20 septembre 2021
Première Loge
Par Stéphane Lelièvre
Lire l’interview sur le site de Première Loge
Talestri, Reine des Amazones, opéra méconnu de Maria-Antonia Walpurgis – Rencontre avec la metteuse en scène Bérénice Collet
L’ARCAL, compagnie nationale de théâtre lyrique et musical dirigée par Catherine Kollen, exhume une œuvre oubliée : Talestri, Reine des Amazones, opéra de Maria-Antonia Walpurgis créé en 1760 au Nymphenburger Schloß, près de Munich (et repris à Dresde en 1763.) Elle sera représentée quatre fois : les 28 et 29 septembre prochains au Centre des bords de Marne (au Perreux-sur-Marne ), puis au Théâtre Roger Barat à Herblay les 14 et 15 avril.

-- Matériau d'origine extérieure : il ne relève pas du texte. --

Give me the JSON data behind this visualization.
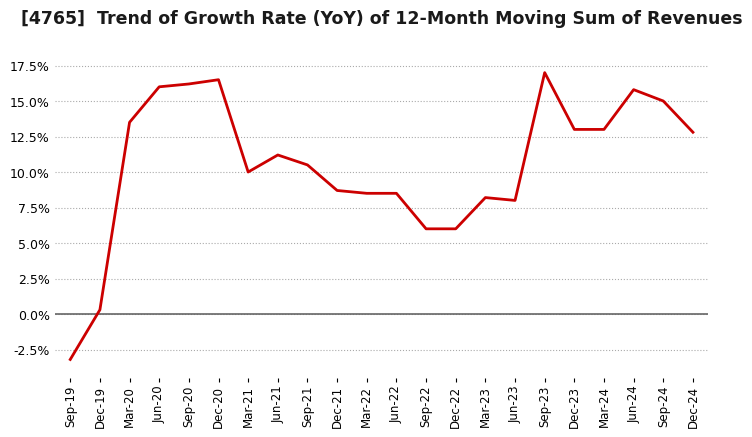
{
  "title": "[4765]  Trend of Growth Rate (YoY) of 12-Month Moving Sum of Revenues",
  "title_fontsize": 12.5,
  "x_labels": [
    "Sep-19",
    "Dec-19",
    "Mar-20",
    "Jun-20",
    "Sep-20",
    "Dec-20",
    "Mar-21",
    "Jun-21",
    "Sep-21",
    "Dec-21",
    "Mar-22",
    "Jun-22",
    "Sep-22",
    "Dec-22",
    "Mar-23",
    "Jun-23",
    "Sep-23",
    "Dec-23",
    "Mar-24",
    "Jun-24",
    "Sep-24",
    "Dec-24"
  ],
  "y_values": [
    -3.2,
    0.3,
    13.5,
    16.0,
    16.2,
    16.5,
    10.0,
    11.2,
    10.5,
    8.7,
    8.5,
    8.5,
    6.0,
    6.0,
    8.2,
    8.0,
    17.0,
    13.0,
    13.0,
    15.8,
    15.0,
    12.8
  ],
  "line_color": "#cc0000",
  "background_color": "#ffffff",
  "grid_color": "#aaaaaa",
  "zero_line_color": "#666666",
  "ylim": [
    -4.5,
    19.5
  ],
  "yticks": [
    -2.5,
    0.0,
    2.5,
    5.0,
    7.5,
    10.0,
    12.5,
    15.0,
    17.5
  ]
}
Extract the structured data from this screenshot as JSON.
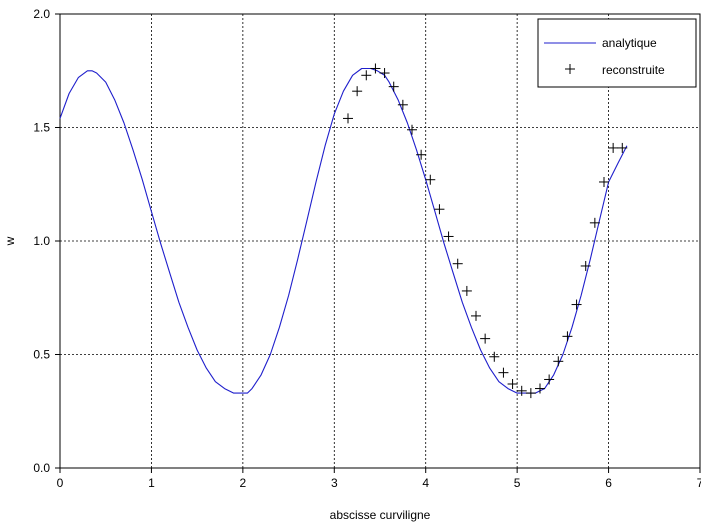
{
  "chart_data": {
    "type": "line",
    "xlabel": "abscisse curviligne",
    "ylabel": "w",
    "xlim": [
      0,
      7
    ],
    "ylim": [
      0.0,
      2.0
    ],
    "xticks": [
      "0",
      "1",
      "2",
      "3",
      "4",
      "5",
      "6",
      "7"
    ],
    "yticks": [
      "0.0",
      "0.5",
      "1.0",
      "1.5",
      "2.0"
    ],
    "grid": true,
    "legend_position": "top-right",
    "series": [
      {
        "name": "analytique",
        "kind": "line",
        "color": "#1f1fcc",
        "x": [
          0.0,
          0.1,
          0.2,
          0.3,
          0.35,
          0.4,
          0.5,
          0.6,
          0.7,
          0.8,
          0.9,
          1.0,
          1.1,
          1.2,
          1.3,
          1.4,
          1.5,
          1.6,
          1.7,
          1.8,
          1.9,
          2.0,
          2.05,
          2.1,
          2.2,
          2.3,
          2.4,
          2.5,
          2.6,
          2.7,
          2.8,
          2.9,
          3.0,
          3.1,
          3.2,
          3.3,
          3.4,
          3.47,
          3.55,
          3.6,
          3.7,
          3.8,
          3.9,
          4.0,
          4.1,
          4.2,
          4.3,
          4.4,
          4.5,
          4.6,
          4.7,
          4.8,
          4.9,
          5.0,
          5.1,
          5.2,
          5.25,
          5.3,
          5.4,
          5.5,
          5.6,
          5.7,
          5.8,
          5.9,
          6.0,
          6.1,
          6.2
        ],
        "y": [
          1.54,
          1.65,
          1.72,
          1.75,
          1.75,
          1.74,
          1.7,
          1.62,
          1.52,
          1.4,
          1.27,
          1.13,
          0.99,
          0.86,
          0.73,
          0.62,
          0.52,
          0.44,
          0.38,
          0.35,
          0.33,
          0.33,
          0.33,
          0.35,
          0.41,
          0.5,
          0.62,
          0.76,
          0.92,
          1.09,
          1.26,
          1.42,
          1.56,
          1.66,
          1.73,
          1.76,
          1.76,
          1.75,
          1.73,
          1.7,
          1.62,
          1.52,
          1.4,
          1.27,
          1.13,
          0.99,
          0.86,
          0.73,
          0.62,
          0.52,
          0.44,
          0.38,
          0.35,
          0.33,
          0.33,
          0.33,
          0.34,
          0.35,
          0.41,
          0.5,
          0.62,
          0.76,
          0.92,
          1.09,
          1.26,
          1.34,
          1.42
        ]
      },
      {
        "name": "reconstruite",
        "kind": "marker",
        "marker": "plus",
        "color": "#000000",
        "x": [
          3.15,
          3.25,
          3.35,
          3.45,
          3.55,
          3.65,
          3.75,
          3.85,
          3.95,
          4.05,
          4.15,
          4.25,
          4.35,
          4.45,
          4.55,
          4.65,
          4.75,
          4.85,
          4.95,
          5.05,
          5.15,
          5.25,
          5.35,
          5.45,
          5.55,
          5.65,
          5.75,
          5.85,
          5.95,
          6.05,
          6.15
        ],
        "y": [
          1.54,
          1.66,
          1.73,
          1.76,
          1.74,
          1.68,
          1.6,
          1.49,
          1.38,
          1.27,
          1.14,
          1.02,
          0.9,
          0.78,
          0.67,
          0.57,
          0.49,
          0.42,
          0.37,
          0.34,
          0.33,
          0.35,
          0.39,
          0.47,
          0.58,
          0.72,
          0.89,
          1.08,
          1.26,
          1.41,
          1.41
        ]
      }
    ]
  }
}
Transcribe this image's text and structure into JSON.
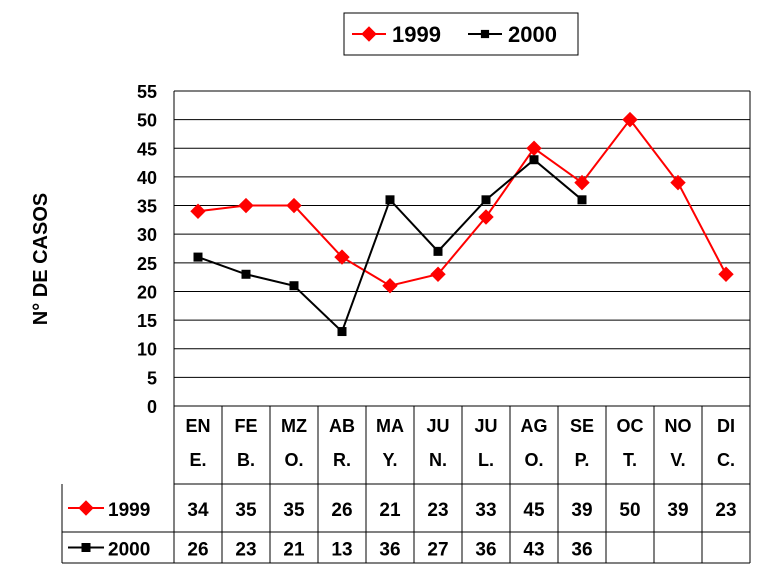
{
  "chart_data": {
    "type": "line",
    "title": "",
    "xlabel": "",
    "ylabel": "N° DE CASOS",
    "ylim": [
      0,
      55
    ],
    "yticks": [
      0,
      5,
      10,
      15,
      20,
      25,
      30,
      35,
      40,
      45,
      50,
      55
    ],
    "grid": true,
    "legend_position": "top",
    "categories": [
      [
        "EN",
        "E."
      ],
      [
        "FE",
        "B."
      ],
      [
        "MZ",
        "O."
      ],
      [
        "AB",
        "R."
      ],
      [
        "MA",
        "Y."
      ],
      [
        "JU",
        "N."
      ],
      [
        "JU",
        "L."
      ],
      [
        "AG",
        "O."
      ],
      [
        "SE",
        "P."
      ],
      [
        "OC",
        "T."
      ],
      [
        "NO",
        "V."
      ],
      [
        "DI",
        "C."
      ]
    ],
    "series": [
      {
        "name": "1999",
        "color": "#ff0000",
        "marker": "diamond",
        "values": [
          34,
          35,
          35,
          26,
          21,
          23,
          33,
          45,
          39,
          50,
          39,
          23
        ]
      },
      {
        "name": "2000",
        "color": "#000000",
        "marker": "square",
        "values": [
          26,
          23,
          21,
          13,
          36,
          27,
          36,
          43,
          36,
          null,
          null,
          null
        ]
      }
    ]
  }
}
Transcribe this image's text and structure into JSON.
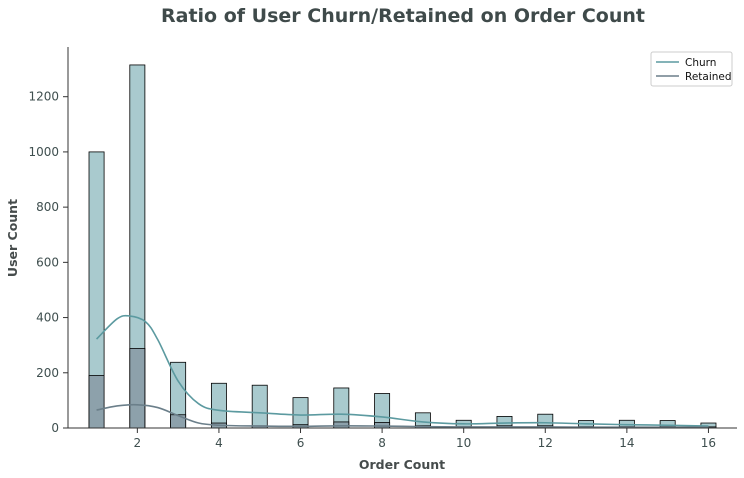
{
  "chart_data": {
    "type": "bar",
    "title": "Ratio of User Churn/Retained on Order Count",
    "xlabel": "Order Count",
    "ylabel": "User Count",
    "xlim": [
      0.3,
      16.7
    ],
    "ylim": [
      0,
      1380
    ],
    "xticks": [
      2,
      4,
      6,
      8,
      10,
      12,
      14,
      16
    ],
    "yticks": [
      0,
      200,
      400,
      600,
      800,
      1000,
      1200
    ],
    "bin_width": 0.37,
    "grid": false,
    "legend_position": "top-right",
    "series": [
      {
        "name": "Churn",
        "color": "#a9cace",
        "line_color": "#5c9aa0",
        "bins": [
          {
            "x": 1,
            "value": 1000
          },
          {
            "x": 2,
            "value": 1315
          },
          {
            "x": 3,
            "value": 238
          },
          {
            "x": 4,
            "value": 162
          },
          {
            "x": 5,
            "value": 155
          },
          {
            "x": 6,
            "value": 110
          },
          {
            "x": 7,
            "value": 145
          },
          {
            "x": 8,
            "value": 125
          },
          {
            "x": 9,
            "value": 55
          },
          {
            "x": 10,
            "value": 28
          },
          {
            "x": 11,
            "value": 42
          },
          {
            "x": 12,
            "value": 50
          },
          {
            "x": 13,
            "value": 27
          },
          {
            "x": 14,
            "value": 28
          },
          {
            "x": 15,
            "value": 27
          },
          {
            "x": 16,
            "value": 18
          }
        ],
        "kde": [
          [
            1,
            322
          ],
          [
            1.5,
            395
          ],
          [
            1.8,
            406
          ],
          [
            2.2,
            385
          ],
          [
            2.5,
            320
          ],
          [
            3,
            170
          ],
          [
            3.5,
            88
          ],
          [
            4,
            64
          ],
          [
            5,
            55
          ],
          [
            6,
            47
          ],
          [
            7,
            50
          ],
          [
            8,
            40
          ],
          [
            9,
            22
          ],
          [
            10,
            15
          ],
          [
            11,
            18
          ],
          [
            12,
            19
          ],
          [
            13,
            15
          ],
          [
            14,
            12
          ],
          [
            15,
            10
          ],
          [
            16,
            7
          ]
        ]
      },
      {
        "name": "Retained",
        "color": "#8da1ab",
        "line_color": "#6b7f8a",
        "bins": [
          {
            "x": 1,
            "value": 190
          },
          {
            "x": 2,
            "value": 288
          },
          {
            "x": 3,
            "value": 48
          },
          {
            "x": 4,
            "value": 18
          },
          {
            "x": 5,
            "value": 8
          },
          {
            "x": 6,
            "value": 12
          },
          {
            "x": 7,
            "value": 22
          },
          {
            "x": 8,
            "value": 20
          },
          {
            "x": 9,
            "value": 8
          },
          {
            "x": 10,
            "value": 5
          },
          {
            "x": 11,
            "value": 8
          },
          {
            "x": 12,
            "value": 8
          },
          {
            "x": 13,
            "value": 5
          },
          {
            "x": 14,
            "value": 5
          },
          {
            "x": 15,
            "value": 5
          },
          {
            "x": 16,
            "value": 4
          }
        ],
        "kde": [
          [
            1,
            65
          ],
          [
            1.5,
            80
          ],
          [
            2,
            84
          ],
          [
            2.5,
            74
          ],
          [
            3,
            45
          ],
          [
            3.5,
            18
          ],
          [
            4,
            10
          ],
          [
            5,
            7
          ],
          [
            6,
            6
          ],
          [
            7,
            8
          ],
          [
            8,
            7
          ],
          [
            9,
            5
          ],
          [
            10,
            4
          ],
          [
            11,
            4
          ],
          [
            12,
            4
          ],
          [
            13,
            3
          ],
          [
            14,
            3
          ],
          [
            15,
            3
          ],
          [
            16,
            3
          ]
        ]
      }
    ]
  }
}
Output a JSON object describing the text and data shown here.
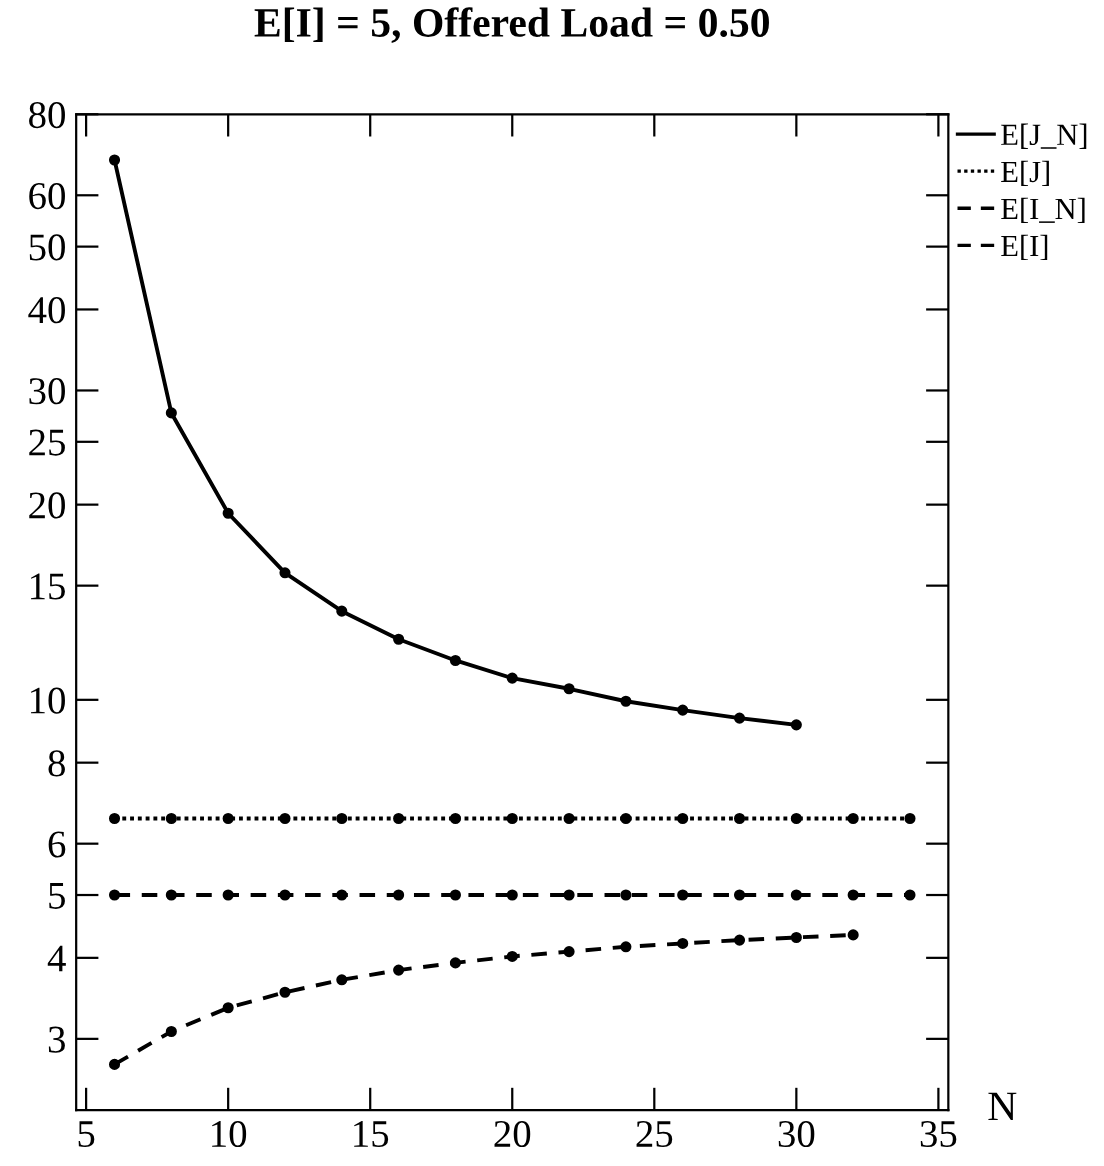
{
  "chart_data": {
    "type": "line",
    "title": "E[I] = 5, Offered Load = 0.50",
    "xlabel": "N",
    "log": "y",
    "grid": false,
    "legend": "top right",
    "marker": "circle",
    "xlim": [
      4.65,
      35.35
    ],
    "xticks": [
      5,
      10,
      15,
      20,
      25,
      30,
      35
    ],
    "ylim": [
      2.33,
      80
    ],
    "yticks": [
      3,
      4,
      5,
      6,
      8,
      10,
      15,
      20,
      25,
      30,
      40,
      50,
      60,
      80
    ],
    "series": [
      {
        "name": "E[J_N]",
        "color": "#000000",
        "line_style": "solid",
        "x": [
          6,
          8,
          10,
          12,
          14,
          16,
          18,
          20,
          22,
          24,
          26,
          28,
          30
        ],
        "values": [
          68,
          27.7,
          19.4,
          15.7,
          13.7,
          12.4,
          11.5,
          10.8,
          10.4,
          9.95,
          9.64,
          9.37,
          9.15
        ]
      },
      {
        "name": "E[J]",
        "color": "#000000",
        "line_style": "dotted",
        "x": [
          6,
          8,
          10,
          12,
          14,
          16,
          18,
          20,
          22,
          24,
          26,
          28,
          30,
          32,
          34
        ],
        "values": [
          6.56,
          6.56,
          6.56,
          6.56,
          6.56,
          6.56,
          6.56,
          6.56,
          6.56,
          6.56,
          6.56,
          6.56,
          6.56,
          6.56,
          6.56
        ]
      },
      {
        "name": "E[I_N]",
        "color": "#000000",
        "line_style": "dashed",
        "x": [
          6,
          8,
          10,
          12,
          14,
          16,
          18,
          20,
          22,
          24,
          26,
          28,
          30,
          32
        ],
        "values": [
          2.74,
          3.08,
          3.35,
          3.54,
          3.7,
          3.83,
          3.93,
          4.02,
          4.09,
          4.16,
          4.21,
          4.26,
          4.3,
          4.34
        ]
      },
      {
        "name": "E[I]",
        "color": "#000000",
        "line_style": "dashed",
        "x": [
          6,
          8,
          10,
          12,
          14,
          16,
          18,
          20,
          22,
          24,
          26,
          28,
          30,
          32,
          34
        ],
        "values": [
          5,
          5,
          5,
          5,
          5,
          5,
          5,
          5,
          5,
          5,
          5,
          5,
          5,
          5,
          5
        ]
      }
    ]
  }
}
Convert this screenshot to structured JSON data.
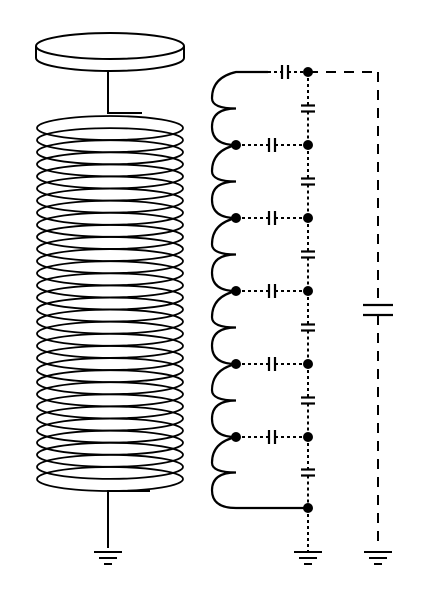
{
  "diagram": {
    "kind": "tesla-coil-equivalent-circuit",
    "colors": {
      "line": "#000000",
      "background": "#ffffff"
    },
    "components": {
      "top_load": {
        "shape": "disc",
        "icon": "toroid-disc-icon"
      },
      "secondary_coil": {
        "turns": 30,
        "icon": "solenoid-coil-icon"
      },
      "ground_symbols": 3,
      "equivalent_circuit": {
        "inductor_sections": 6,
        "turn_to_turn_capacitors": 6,
        "capacitors_to_ground_rail": 6,
        "nodes": 7,
        "top_load_capacitor": 1
      }
    }
  }
}
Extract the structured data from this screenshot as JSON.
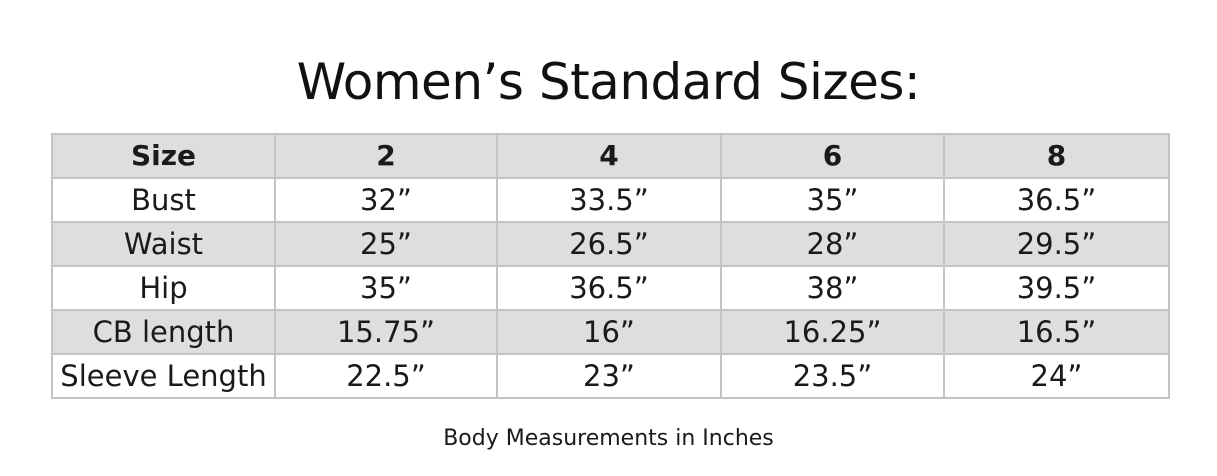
{
  "title": "Women’s Standard Sizes:",
  "table": {
    "header": [
      "Size",
      "2",
      "4",
      "6",
      "8"
    ],
    "rows": [
      {
        "label": "Bust",
        "values": [
          "32”",
          "33.5”",
          "35”",
          "36.5”"
        ]
      },
      {
        "label": "Waist",
        "values": [
          "25”",
          "26.5”",
          "28”",
          "29.5”"
        ]
      },
      {
        "label": "Hip",
        "values": [
          "35”",
          "36.5”",
          "38”",
          "39.5”"
        ]
      },
      {
        "label": "CB length",
        "values": [
          "15.75”",
          "16”",
          "16.25”",
          "16.5”"
        ]
      },
      {
        "label": "Sleeve Length",
        "values": [
          "22.5”",
          "23”",
          "23.5”",
          "24”"
        ]
      }
    ]
  },
  "caption": "Body Measurements in Inches",
  "colors": {
    "shaded_row": "#dedede",
    "border": "#c4c4c4",
    "text": "#1a1a1a"
  }
}
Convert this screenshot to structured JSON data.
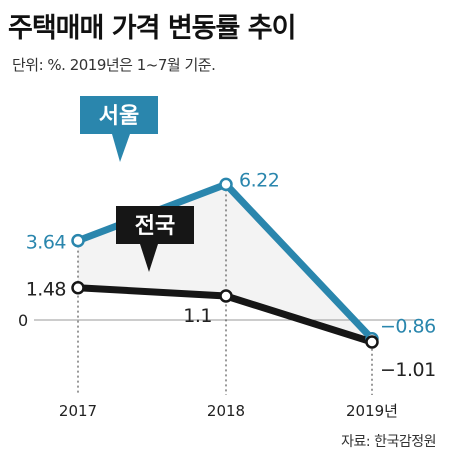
{
  "title": "주택매매 가격 변동률 추이",
  "subtitle": "단위: %. 2019년은 1~7월 기준.",
  "source": "자료: 한국감정원",
  "colors": {
    "seoul": "#2a86ad",
    "seoul_fill": "#f3f3f3",
    "national": "#161616",
    "grid": "#999999",
    "text_seoul": "#2a86ad",
    "text": "#222222"
  },
  "chart_data": {
    "type": "line",
    "categories": [
      "2017",
      "2018",
      "2019년"
    ],
    "series": [
      {
        "name": "서울",
        "values": [
          3.64,
          6.22,
          -0.86
        ],
        "value_labels": [
          "3.64",
          "6.22",
          "−0.86"
        ]
      },
      {
        "name": "전국",
        "values": [
          1.48,
          1.1,
          -1.01
        ],
        "value_labels": [
          "1.48",
          "1.1",
          "−1.01"
        ]
      }
    ],
    "zero_label": "0",
    "grid": false,
    "legend": "inline labels"
  }
}
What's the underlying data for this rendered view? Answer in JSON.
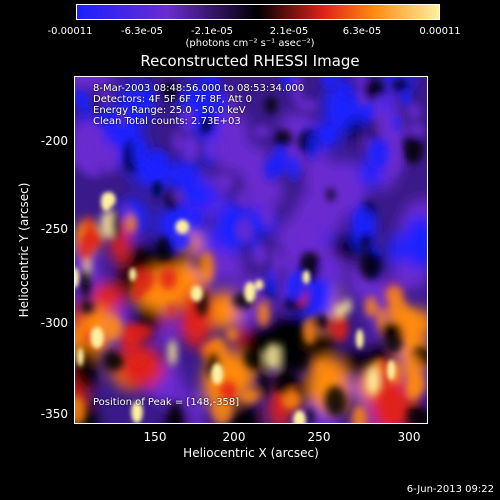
{
  "colorbar": {
    "ticks": [
      "-0.00011",
      "-6.3e-05",
      "-2.1e-05",
      "2.1e-05",
      "6.3e-05",
      "0.00011"
    ],
    "units": "(photons cm⁻² s⁻¹ asec⁻²)"
  },
  "title": "Reconstructed RHESSI Image",
  "info": {
    "line1": "8-Mar-2003 08:48:56.000 to 08:53:34.000",
    "line2": "Detectors: 4F 5F 6F 7F 8F, Att 0",
    "line3": "Energy Range: 25.0 - 50.0 keV",
    "line4": "Clean     Total counts: 2.73E+03",
    "peak": "Position of Peak = [148,-358]"
  },
  "axes": {
    "xlabel": "Heliocentric X (arcsec)",
    "ylabel": "Heliocentric Y (arcsec)",
    "xticks": [
      "150",
      "200",
      "250",
      "300"
    ],
    "yticks": [
      "-200",
      "-250",
      "-300",
      "-350"
    ]
  },
  "footer": "6-Jun-2013 09:22",
  "colors": {
    "blue": "#1a20ff",
    "purple": "#6a2cd0",
    "black": "#000000",
    "red": "#e0201a",
    "orange": "#ff8a10",
    "yellow": "#fff0a0"
  }
}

Pour nous parler de cette redécouverte, nous avons rencontré la metteuse en scène Bérénice Collet qui, entre les répétitions de cet opéra, un travail en cours sur la Médéede La Péruse (« Un texte fulgurant ! », dixit la metteuse en scène elle-même) et l’écriture de roman, a trouvé un moment pour accorder un entretien à Première Loge…
Comment s’est faite la redécouverte de cette Talestri, Reine des Amazones ?
Catherine Kollen cherchait une compositrice du XVIIIe siècle pour sa nouvelle création, avec comme défi de trouver bien sûr une partition intéressante, mais aussi un livret avec une vraie teneur dramatique et qui ne se soit pas une simple pastorale, comme on en écrivait beaucoup à l’époque. Or le livret de Talestri, écrit par la compositrice elle-même, est vraiment étonnant. Il n’a pas grand-chose à voir avec les livrets très formatés des opere serie traditionnels.
C’est-à-dire ?
La caractérisation des personnages notamment est très originale, et cette originalité provient sans doute du point de vue féminin de la librettiste : pas de femmes jalouses, pas de tentatrice détournant le noble héros de sa quête, pas d’agonie de la soprano pour clôturer l’œuvre, bref rien de ce qui constitue traditionnellement la base des livrets d’opéras. Ce sont cette fois-ci les femmes qui sont tiraillées entre le bien de leur communauté et leurs aspirations personnelles. Talestri est une reine éclairée : quand l’opéra commence, nous sommes dans un contexte de guerre avec le peuple voisin (les Scythes). Les Amazones ont vécu une oppression très dure qui les a poussées à devenir ces femmes fortes, résistantes, et des guerrières redoutables. Mais Talestri, en devenant reine, refuse de prêter le serment qu’on attend d’elle, à savoir jurer la destruction systématique de tous les hommes : il se trouve qu’elle est amoureuse d’un jeune homme, Oronte, qu’elle a côtoyé dans son propre camp sans savoir qu’il s’agissait d’un homme (Oronte s’étant travesti en femme pour pouvoir l’approcher)… Finalement, le livret raconte, au-delà d’une opposition très violente entre femmes et hommes, l’histoire d’une réconciliation.
Les personnages masculins, Oronte et Learco, prêts à mourir l’un pour l’autre, sont magnifiques également, et d’une grande originalité.
Maria-Antonia Walpurgis, femme du prince-électeur de Saxe de Frédéric IV, avait été régente pendant la minorité de son fils : sans doute le livret s’est-il nourri de sa propre expérience et de sa confrontation à un monde essentiellement masculin ?
Cela semble plus que probable ! Maria-Antonia Walpurgis est une femme étonnante : elle a non seulement eu de grandes responsabilités politiques, mais elle était aussi chanteuse (c’est elle qui a créé le rôle de Talestri), claveciniste, elle fut l’élève de Hasse… C’était une femme très cultivée et ayant bénéficié d’une éducation artistique très complète.